Nous remercions nos lecteurs pour le débat enrichissant qu’ils ont animé sur le sujet de l’introduction du N’ko dans l’enseignement guinéen. Les nombreux commentaires indiquent l’intérêt que les Guinéens portent à leur système d’enseignement.  Au delà des diatribes émotionnelles et réductrices, nous avons eu des commentaires assez pertinents et informateurs.

Lire : Dossier – Leçons des expériences de valorisation des langues nationales en Afrique et pistes de solution pour le N’ko

Les faiblesses du plaidoyer en faveur de l’introduction du N’ko

Pour Ibrahima Loncebalitai Konaté, Sociologue, Ecrivain et Professeur N’ko, Activiste de la Société Civile Guinéenne, et plusieurs commentateurs, l’introduction du N’ko serait la panacée pour les problèmes de développement de la Guinée.  Dans son article, « Le N’KO, la solution africaine pour aller vers la science, la technique, la technologie à travers nos langues », M. Konaté cite deux linguistes (un américain et un russe) pour étayer sa thèse, mais n’a aucun témoignage d’un homme de science, un éducateur, ou un spécialiste de la recherche appliquée pour confirmer que la langue est la solution du développement technologique.  Les tigres asiatiques et la Chine se sont vite développés non pas à travers une valorisation de leurs langues, mais en apprenant et adaptant le savoir et la technologie de l’Occident. Pour aller vers la science et la technologie, l’Afrique doit s’inspirer de l’exemple du Rwanda qui se préoccupe plus de l’introduction de l’anglais et de l’enseignement par le numérique (Digital Learning) dans son système et investit dans satellites pour relier les écoles rurales à l’internet et des drones pour livrer le matériel essentiel dans les milieux peu accessibles.
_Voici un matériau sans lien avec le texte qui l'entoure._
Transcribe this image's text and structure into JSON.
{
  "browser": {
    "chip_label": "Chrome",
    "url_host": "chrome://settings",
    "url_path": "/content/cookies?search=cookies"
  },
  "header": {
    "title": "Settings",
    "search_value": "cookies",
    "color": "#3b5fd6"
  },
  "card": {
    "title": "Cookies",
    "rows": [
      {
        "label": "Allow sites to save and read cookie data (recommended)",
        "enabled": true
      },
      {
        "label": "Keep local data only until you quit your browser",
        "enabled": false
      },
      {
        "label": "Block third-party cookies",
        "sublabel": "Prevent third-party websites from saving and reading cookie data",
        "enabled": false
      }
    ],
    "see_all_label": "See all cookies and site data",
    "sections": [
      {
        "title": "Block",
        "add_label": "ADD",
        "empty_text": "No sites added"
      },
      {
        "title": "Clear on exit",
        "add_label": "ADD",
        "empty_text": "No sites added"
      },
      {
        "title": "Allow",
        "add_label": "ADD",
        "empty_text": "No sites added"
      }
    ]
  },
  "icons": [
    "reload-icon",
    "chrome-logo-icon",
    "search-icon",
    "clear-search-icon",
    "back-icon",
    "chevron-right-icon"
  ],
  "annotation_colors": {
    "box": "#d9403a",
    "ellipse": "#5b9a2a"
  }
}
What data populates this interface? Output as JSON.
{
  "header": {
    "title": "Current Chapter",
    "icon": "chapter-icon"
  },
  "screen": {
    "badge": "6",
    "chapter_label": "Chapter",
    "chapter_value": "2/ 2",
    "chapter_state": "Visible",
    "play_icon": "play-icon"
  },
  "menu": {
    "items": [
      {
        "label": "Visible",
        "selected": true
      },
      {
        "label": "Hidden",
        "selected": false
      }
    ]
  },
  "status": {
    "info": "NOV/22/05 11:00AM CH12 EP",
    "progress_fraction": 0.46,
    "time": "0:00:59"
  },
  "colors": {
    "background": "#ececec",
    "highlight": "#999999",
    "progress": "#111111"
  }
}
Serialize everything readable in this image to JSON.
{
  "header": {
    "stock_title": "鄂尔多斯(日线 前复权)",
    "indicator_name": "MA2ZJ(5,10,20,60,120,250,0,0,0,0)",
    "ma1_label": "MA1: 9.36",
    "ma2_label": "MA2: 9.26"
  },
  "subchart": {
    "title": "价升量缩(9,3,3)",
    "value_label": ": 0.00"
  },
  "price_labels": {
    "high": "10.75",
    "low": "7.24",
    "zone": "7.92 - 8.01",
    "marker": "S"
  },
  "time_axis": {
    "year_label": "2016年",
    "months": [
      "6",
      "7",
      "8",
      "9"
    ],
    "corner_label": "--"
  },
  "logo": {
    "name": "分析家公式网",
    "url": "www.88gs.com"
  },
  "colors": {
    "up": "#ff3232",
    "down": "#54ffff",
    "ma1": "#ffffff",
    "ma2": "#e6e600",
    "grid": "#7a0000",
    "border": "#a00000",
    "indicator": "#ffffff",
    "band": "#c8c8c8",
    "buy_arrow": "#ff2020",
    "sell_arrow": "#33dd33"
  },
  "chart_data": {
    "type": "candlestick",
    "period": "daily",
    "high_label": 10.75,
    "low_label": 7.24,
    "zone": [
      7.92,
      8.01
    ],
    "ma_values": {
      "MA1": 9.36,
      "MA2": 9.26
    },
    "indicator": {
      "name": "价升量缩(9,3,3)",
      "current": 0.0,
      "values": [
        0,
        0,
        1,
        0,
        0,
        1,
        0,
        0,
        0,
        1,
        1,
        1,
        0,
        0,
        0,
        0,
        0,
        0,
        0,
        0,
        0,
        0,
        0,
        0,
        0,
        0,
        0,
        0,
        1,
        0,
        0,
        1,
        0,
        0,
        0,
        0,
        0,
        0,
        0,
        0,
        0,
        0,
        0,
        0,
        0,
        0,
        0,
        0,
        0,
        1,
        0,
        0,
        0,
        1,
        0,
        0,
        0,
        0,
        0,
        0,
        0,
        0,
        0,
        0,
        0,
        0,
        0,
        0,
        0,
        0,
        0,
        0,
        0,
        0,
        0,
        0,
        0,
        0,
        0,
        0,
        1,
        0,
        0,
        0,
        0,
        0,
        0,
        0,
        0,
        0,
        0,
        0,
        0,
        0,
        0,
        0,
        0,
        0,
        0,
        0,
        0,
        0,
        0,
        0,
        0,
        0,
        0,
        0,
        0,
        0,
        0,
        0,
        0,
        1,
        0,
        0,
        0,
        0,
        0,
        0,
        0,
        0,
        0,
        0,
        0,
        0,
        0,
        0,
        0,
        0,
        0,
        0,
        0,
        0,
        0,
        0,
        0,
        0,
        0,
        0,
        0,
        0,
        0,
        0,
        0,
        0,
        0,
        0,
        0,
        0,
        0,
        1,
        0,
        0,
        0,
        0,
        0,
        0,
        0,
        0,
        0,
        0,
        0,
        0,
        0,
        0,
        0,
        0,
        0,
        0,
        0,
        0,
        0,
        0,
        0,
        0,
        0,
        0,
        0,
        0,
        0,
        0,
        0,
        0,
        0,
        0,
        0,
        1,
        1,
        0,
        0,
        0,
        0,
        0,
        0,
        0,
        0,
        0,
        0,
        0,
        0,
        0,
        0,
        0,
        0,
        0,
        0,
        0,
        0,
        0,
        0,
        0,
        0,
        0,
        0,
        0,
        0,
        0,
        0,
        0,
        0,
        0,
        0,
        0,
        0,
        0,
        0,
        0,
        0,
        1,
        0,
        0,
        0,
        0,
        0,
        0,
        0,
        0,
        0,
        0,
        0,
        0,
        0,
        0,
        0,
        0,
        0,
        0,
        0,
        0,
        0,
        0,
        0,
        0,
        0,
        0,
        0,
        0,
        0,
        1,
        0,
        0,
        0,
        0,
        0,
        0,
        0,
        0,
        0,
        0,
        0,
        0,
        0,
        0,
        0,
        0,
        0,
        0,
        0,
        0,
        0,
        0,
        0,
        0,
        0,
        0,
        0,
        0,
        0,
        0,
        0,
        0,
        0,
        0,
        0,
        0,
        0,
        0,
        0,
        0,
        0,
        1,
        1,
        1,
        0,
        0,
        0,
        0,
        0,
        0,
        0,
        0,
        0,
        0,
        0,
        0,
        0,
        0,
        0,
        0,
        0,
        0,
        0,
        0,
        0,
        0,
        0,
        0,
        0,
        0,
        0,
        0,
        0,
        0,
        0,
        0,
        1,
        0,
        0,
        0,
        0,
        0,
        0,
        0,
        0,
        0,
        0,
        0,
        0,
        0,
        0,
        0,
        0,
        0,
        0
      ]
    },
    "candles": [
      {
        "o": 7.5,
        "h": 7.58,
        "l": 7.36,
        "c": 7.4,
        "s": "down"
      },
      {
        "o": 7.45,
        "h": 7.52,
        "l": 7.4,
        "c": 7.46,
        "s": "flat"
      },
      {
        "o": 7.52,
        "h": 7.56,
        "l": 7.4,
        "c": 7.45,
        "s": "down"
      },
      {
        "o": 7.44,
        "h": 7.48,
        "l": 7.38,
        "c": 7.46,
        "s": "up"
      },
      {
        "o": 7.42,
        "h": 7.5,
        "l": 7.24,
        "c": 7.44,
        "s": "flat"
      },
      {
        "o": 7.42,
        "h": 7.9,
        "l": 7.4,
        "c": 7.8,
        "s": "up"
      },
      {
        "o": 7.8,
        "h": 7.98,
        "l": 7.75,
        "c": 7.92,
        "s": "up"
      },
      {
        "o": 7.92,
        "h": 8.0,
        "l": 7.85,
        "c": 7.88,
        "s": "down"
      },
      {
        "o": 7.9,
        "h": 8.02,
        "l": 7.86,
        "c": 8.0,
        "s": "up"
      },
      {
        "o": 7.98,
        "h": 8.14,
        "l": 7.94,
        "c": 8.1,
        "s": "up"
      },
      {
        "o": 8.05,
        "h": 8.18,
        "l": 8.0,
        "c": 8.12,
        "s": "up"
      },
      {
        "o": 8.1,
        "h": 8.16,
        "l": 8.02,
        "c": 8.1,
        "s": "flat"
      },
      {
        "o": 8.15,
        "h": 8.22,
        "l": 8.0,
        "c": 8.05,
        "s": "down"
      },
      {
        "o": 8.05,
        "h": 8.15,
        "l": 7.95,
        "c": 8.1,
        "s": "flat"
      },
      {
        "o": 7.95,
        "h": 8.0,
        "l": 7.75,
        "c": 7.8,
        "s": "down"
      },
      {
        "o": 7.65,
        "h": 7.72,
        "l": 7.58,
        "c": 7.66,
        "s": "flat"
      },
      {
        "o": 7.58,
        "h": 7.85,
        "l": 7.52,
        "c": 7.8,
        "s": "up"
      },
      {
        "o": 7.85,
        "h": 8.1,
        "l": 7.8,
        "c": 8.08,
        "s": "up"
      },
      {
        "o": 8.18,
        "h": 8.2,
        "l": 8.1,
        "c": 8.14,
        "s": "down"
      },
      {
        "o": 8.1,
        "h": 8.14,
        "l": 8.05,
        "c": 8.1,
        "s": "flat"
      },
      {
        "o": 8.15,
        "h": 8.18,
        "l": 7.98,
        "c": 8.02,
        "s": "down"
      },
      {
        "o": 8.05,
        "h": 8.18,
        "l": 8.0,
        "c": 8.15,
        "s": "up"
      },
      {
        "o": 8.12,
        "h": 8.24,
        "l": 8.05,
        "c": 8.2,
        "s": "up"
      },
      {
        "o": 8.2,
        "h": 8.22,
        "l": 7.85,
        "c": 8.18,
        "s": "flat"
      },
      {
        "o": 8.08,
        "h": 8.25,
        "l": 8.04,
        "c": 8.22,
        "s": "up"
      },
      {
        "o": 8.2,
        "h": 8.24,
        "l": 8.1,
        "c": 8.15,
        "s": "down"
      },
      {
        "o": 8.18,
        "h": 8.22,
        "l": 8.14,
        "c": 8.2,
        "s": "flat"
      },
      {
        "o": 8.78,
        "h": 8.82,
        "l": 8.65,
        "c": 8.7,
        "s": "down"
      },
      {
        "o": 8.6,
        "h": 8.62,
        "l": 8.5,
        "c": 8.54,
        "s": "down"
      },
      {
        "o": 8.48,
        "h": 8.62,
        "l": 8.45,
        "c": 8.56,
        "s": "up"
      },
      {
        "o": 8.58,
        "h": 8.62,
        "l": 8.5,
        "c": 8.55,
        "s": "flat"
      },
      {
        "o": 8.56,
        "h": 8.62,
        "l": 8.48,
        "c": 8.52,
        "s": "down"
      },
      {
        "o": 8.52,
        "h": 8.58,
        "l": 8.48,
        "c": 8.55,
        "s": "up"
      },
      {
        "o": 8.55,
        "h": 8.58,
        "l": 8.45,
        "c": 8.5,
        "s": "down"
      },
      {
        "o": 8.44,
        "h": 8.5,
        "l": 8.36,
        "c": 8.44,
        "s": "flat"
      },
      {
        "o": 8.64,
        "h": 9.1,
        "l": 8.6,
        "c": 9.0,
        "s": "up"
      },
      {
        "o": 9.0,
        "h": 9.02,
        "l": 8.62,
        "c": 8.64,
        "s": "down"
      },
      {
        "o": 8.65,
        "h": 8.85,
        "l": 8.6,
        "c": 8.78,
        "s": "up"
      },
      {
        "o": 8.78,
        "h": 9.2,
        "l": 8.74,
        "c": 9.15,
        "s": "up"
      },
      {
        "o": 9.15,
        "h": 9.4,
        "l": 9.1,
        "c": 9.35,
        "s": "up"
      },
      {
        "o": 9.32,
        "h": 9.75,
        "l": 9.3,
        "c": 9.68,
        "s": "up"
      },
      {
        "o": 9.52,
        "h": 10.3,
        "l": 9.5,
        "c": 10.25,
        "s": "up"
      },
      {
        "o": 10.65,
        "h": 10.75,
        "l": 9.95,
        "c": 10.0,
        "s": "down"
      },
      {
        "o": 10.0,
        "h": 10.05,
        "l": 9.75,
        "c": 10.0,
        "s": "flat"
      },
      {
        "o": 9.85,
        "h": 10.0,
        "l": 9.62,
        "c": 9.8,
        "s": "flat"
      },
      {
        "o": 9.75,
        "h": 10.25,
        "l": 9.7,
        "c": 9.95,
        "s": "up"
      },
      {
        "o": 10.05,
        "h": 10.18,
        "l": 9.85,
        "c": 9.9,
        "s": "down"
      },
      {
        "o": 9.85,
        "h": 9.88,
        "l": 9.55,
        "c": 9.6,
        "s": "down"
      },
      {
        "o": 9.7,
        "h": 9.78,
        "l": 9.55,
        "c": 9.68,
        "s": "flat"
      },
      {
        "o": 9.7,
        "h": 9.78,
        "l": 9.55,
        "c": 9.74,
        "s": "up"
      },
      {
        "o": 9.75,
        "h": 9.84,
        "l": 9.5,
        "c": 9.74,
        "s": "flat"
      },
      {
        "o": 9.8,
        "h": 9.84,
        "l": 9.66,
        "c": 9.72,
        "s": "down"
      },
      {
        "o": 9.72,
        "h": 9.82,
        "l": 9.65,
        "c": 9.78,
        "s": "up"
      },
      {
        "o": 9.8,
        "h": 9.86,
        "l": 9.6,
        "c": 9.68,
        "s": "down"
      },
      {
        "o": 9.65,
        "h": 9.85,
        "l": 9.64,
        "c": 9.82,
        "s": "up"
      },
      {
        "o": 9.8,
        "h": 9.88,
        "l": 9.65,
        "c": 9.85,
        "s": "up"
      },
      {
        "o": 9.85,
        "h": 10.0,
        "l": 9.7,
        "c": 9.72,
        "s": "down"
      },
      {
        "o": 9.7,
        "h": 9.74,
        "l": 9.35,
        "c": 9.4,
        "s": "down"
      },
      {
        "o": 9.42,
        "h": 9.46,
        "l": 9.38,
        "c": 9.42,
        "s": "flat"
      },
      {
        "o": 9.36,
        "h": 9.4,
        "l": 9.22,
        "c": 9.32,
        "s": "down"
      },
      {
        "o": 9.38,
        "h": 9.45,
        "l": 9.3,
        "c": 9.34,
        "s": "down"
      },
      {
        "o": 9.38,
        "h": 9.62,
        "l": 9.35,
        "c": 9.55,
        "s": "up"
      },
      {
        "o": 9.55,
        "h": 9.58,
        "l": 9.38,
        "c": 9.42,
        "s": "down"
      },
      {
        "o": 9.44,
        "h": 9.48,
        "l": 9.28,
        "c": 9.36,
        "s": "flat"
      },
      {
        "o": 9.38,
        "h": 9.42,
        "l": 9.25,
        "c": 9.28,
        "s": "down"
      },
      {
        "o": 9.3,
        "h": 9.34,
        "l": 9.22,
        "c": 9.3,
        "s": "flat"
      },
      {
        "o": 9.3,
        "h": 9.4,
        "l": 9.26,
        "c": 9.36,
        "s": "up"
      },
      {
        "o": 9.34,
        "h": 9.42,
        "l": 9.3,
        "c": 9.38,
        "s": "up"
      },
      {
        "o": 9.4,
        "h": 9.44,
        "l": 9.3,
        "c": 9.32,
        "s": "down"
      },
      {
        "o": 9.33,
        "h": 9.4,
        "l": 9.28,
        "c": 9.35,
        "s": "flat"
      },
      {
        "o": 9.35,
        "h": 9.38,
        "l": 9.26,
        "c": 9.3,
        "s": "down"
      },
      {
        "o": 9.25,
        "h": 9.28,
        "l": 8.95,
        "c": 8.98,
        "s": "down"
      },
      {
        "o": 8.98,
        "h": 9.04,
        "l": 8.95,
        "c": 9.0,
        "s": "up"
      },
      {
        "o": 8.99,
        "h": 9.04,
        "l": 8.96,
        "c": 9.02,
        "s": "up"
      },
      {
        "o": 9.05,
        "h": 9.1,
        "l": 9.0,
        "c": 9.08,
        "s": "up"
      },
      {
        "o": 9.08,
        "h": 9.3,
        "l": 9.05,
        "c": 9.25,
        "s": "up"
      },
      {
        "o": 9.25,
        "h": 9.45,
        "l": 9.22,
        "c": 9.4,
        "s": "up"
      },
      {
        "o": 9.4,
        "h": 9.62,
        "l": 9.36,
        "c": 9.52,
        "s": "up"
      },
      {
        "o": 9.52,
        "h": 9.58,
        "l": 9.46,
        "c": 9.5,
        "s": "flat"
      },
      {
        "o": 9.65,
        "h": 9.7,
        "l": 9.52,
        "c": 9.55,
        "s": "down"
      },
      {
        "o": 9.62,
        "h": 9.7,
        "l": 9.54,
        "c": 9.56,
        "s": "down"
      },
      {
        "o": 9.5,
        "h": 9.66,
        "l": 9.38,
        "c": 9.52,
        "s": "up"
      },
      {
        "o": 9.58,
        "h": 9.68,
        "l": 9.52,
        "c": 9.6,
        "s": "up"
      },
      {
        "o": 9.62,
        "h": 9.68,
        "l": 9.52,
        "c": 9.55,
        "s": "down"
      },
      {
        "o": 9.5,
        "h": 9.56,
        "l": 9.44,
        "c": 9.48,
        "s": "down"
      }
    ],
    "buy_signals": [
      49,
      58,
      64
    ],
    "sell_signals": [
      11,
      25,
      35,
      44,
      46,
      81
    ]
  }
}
Pour Nafadji Sory Condé, membre du groupe de travail sur l’élaboration des matériels éducatifs dans les langues africaines, membre du réseau central de l’alphabet N’ko, auteur de l’ouvrage introduction au N’ko : une alternative linguistique pour l’Afrique. Éditions Harmattan Guinée. 2017 « La proposition de loi sur le N’ko n’impose pas aussi son enseignement à toutes les écoles du pays. Elle dit que c’est à la demande des populations locales, par l’intermédiaire des élus locaux, qu’une école primaire publique ou privée intégrera le programme qui est basé sur la méthode de la pédagogie convergente que les éducateurs appellent le bilinguisme langue maternelle-français. »  Le plaidoyer de M. Condé ressemble à une situation où un protagoniste du N’ko cherche à trouver des arguments pour justifier une décision politique déjà prise.  Sinon avant de décider d’introduire le N’ko ou toute forme d’écriture nationale, il y a des préalables. Il faut au moins une étude ou enquête qui démontre le besoin et l’urgence d’agir, identifie les alternatives de solutions, estime les coûts et définit les moyens de mise en œuvre.  Mais la proposition de loi tombe de nulle part. Elle ignore les réserves exprimées depuis les années d’indépendance par les régimes de Sékou Touré et de Modibo Keita (qu’on ne saurait accuser d’être anti-mandingues) et de leurs successeurs ainsi que d’autres chefs d’Etat d’ethnie mandingue en Sierra Leone, en Gambie, et en Côte d’Ivoire.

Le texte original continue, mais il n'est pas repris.